- A gender lens is required to understand how both men and women face obstacles accessing HIV diagnostic services and treatment
- This brief includes reviews the evidence on men and women’s experiences accessing HIV services and provides recommendations for policy action
Women who are not accessing maternal care services are often neglected from testing and treatment due to domestic demands, a lack of awareness, and financial constraints. They are also discouraged to go to a clinic because of the shame associated with having HIV. Additionally, although women have higher access rates to antiretrovirals (ARVs) compared to men, they often face adherence barriers -e.g., some countries require men to be present for women to access treatment, which stands as an obstacle for many women.
On the other hand, men are discouraged to access services because of masculine norms. Being sick is not seen as manly, so men will rely on their female partners to know their status and to access ARVs. Other marginalised groups, including transgender individuals and sex workers, face discrimination for their HIV status, therefore, are deterred from accessing services. Future policies must maintain a gender lens to change the stigma around HIV, while concurrently addressing the structural factors that perpetuate gender inequalities affecting HIV services.
Women may need family support, including redistribution of household responsibilities, to enable them to adhere to treatment. Even if drugs are free or subsidised, women may not be able to afford the time or money required to travel to a clinic.

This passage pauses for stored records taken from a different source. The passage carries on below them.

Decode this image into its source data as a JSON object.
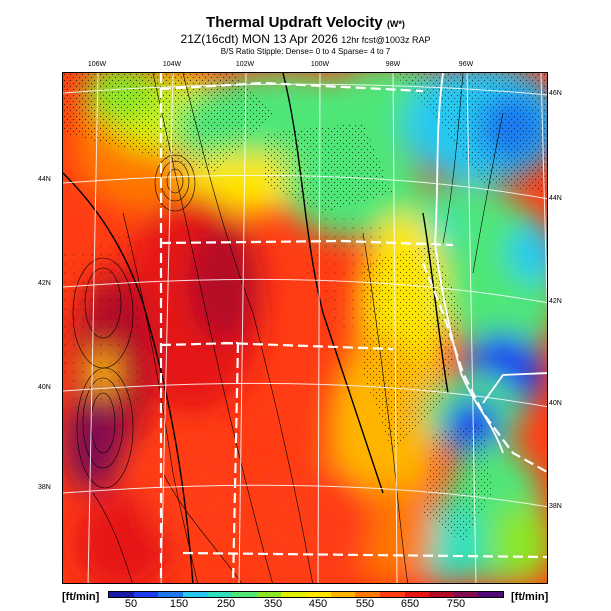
{
  "title": "Thermal Updraft Velocity",
  "title_unit": "(W*)",
  "subtitle": "21Z(16cdt) MON 13 Apr 2026",
  "subtitle_note": "12hr fcst@1003z RAP",
  "ratio_note": "B/S Ratio Stipple:  Dense= 0 to 4  Sparse= 4 to 7",
  "lon_labels": [
    "106W",
    "104W",
    "102W",
    "100W",
    "98W",
    "96W"
  ],
  "lat_labels_left": [
    "44N",
    "42N",
    "40N",
    "38N"
  ],
  "lat_labels_right": [
    "46N",
    "44N",
    "42N",
    "40N",
    "38N"
  ],
  "units_left": "[ft/min]",
  "units_right": "[ft/min]",
  "colorbar_labels": [
    "50",
    "150",
    "250",
    "350",
    "450",
    "550",
    "650",
    "750"
  ],
  "colors": {
    "scale": [
      "#1a1aa8",
      "#1e3cf0",
      "#1e78f0",
      "#28c8f0",
      "#32e0c0",
      "#50e678",
      "#8ce628",
      "#dcf000",
      "#ffe600",
      "#ffb400",
      "#ff7800",
      "#ff3c14",
      "#e61414",
      "#b40a28",
      "#820a50",
      "#500a78"
    ],
    "background": "#ffffff"
  }
}
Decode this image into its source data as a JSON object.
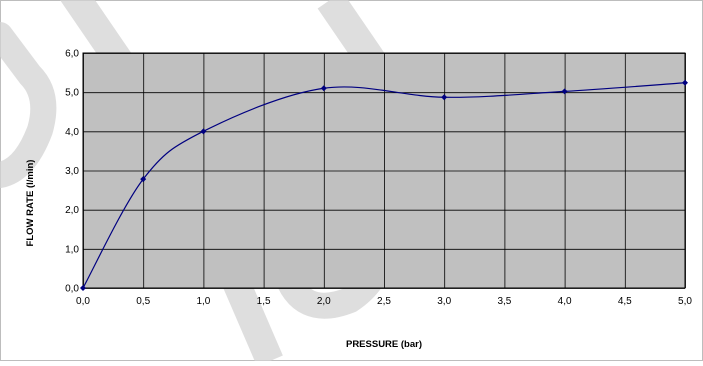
{
  "chart_data": {
    "type": "line",
    "title": "",
    "xlabel": "PRESSURE (bar)",
    "ylabel": "FLOW RATE (l/min)",
    "xlim": [
      0,
      5
    ],
    "ylim": [
      0,
      6
    ],
    "x_ticks": [
      0,
      0.5,
      1.0,
      1.5,
      2.0,
      2.5,
      3.0,
      3.5,
      4.0,
      4.5,
      5.0
    ],
    "x_tick_labels": [
      "0,0",
      "0,5",
      "1,0",
      "1,5",
      "2,0",
      "2,5",
      "3,0",
      "3,5",
      "4,0",
      "4,5",
      "5,0"
    ],
    "y_ticks": [
      0,
      1,
      2,
      3,
      4,
      5,
      6
    ],
    "y_tick_labels": [
      "0,0",
      "1,0",
      "2,0",
      "3,0",
      "4,0",
      "5,0",
      "6,0"
    ],
    "grid": true,
    "legend": "none",
    "smooth": true,
    "series": [
      {
        "x": [
          0,
          0.5,
          1.0,
          2.0,
          3.0,
          4.0,
          5.0
        ],
        "y": [
          0.0,
          2.78,
          4.0,
          5.1,
          4.87,
          5.02,
          5.24
        ]
      }
    ],
    "colors": {
      "plot_background": "#c0c0c0",
      "grid": "#000000",
      "line": "#000080",
      "marker": "#000080",
      "watermark": "#d3d3d3"
    }
  }
}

Women and men are both discouraged from accessing HIV services due to their respective gendered norms. Other key populations including transgender individuals and sex workers are less inclined to access HIV services due to gendered biases. A gender lens is required at every stage of the HIV Care Cascade. This gender lens should transform into policy and programmes that specifically target men, women, and other marginalised groups. Other gender-sensitive policies include linking antiretroviral therapy (ART) and GBV services, and disaggregating ART clinical data by sex and gender.
Efforts need to be improved to reach non-pregnant women in HIV testing efforts, which may be difficult because of domestic demands, financial burdens, and illiteracy. To do so, linking GBV and HIV services could be beneficial.
To address barriers discouraging men from HIV care, such as social norms around masculinity, programs involving HIV testing and ART enrolment must intentionally cater to men.
Gender and sex differences should be analysed in clinical data about viral suppression and ART access.
Healthcare workers must be trained so that gender discrimination does not occur while individuals are accessing HIV services.
HIV transmission should be decriminalised, as most of the burden falls on women.
Youth should be educated about HIV prevention and services early on from a non-judgemental perspective.
The stigma around HIV must be reduced to make both men and women feel inclined to access testing and care.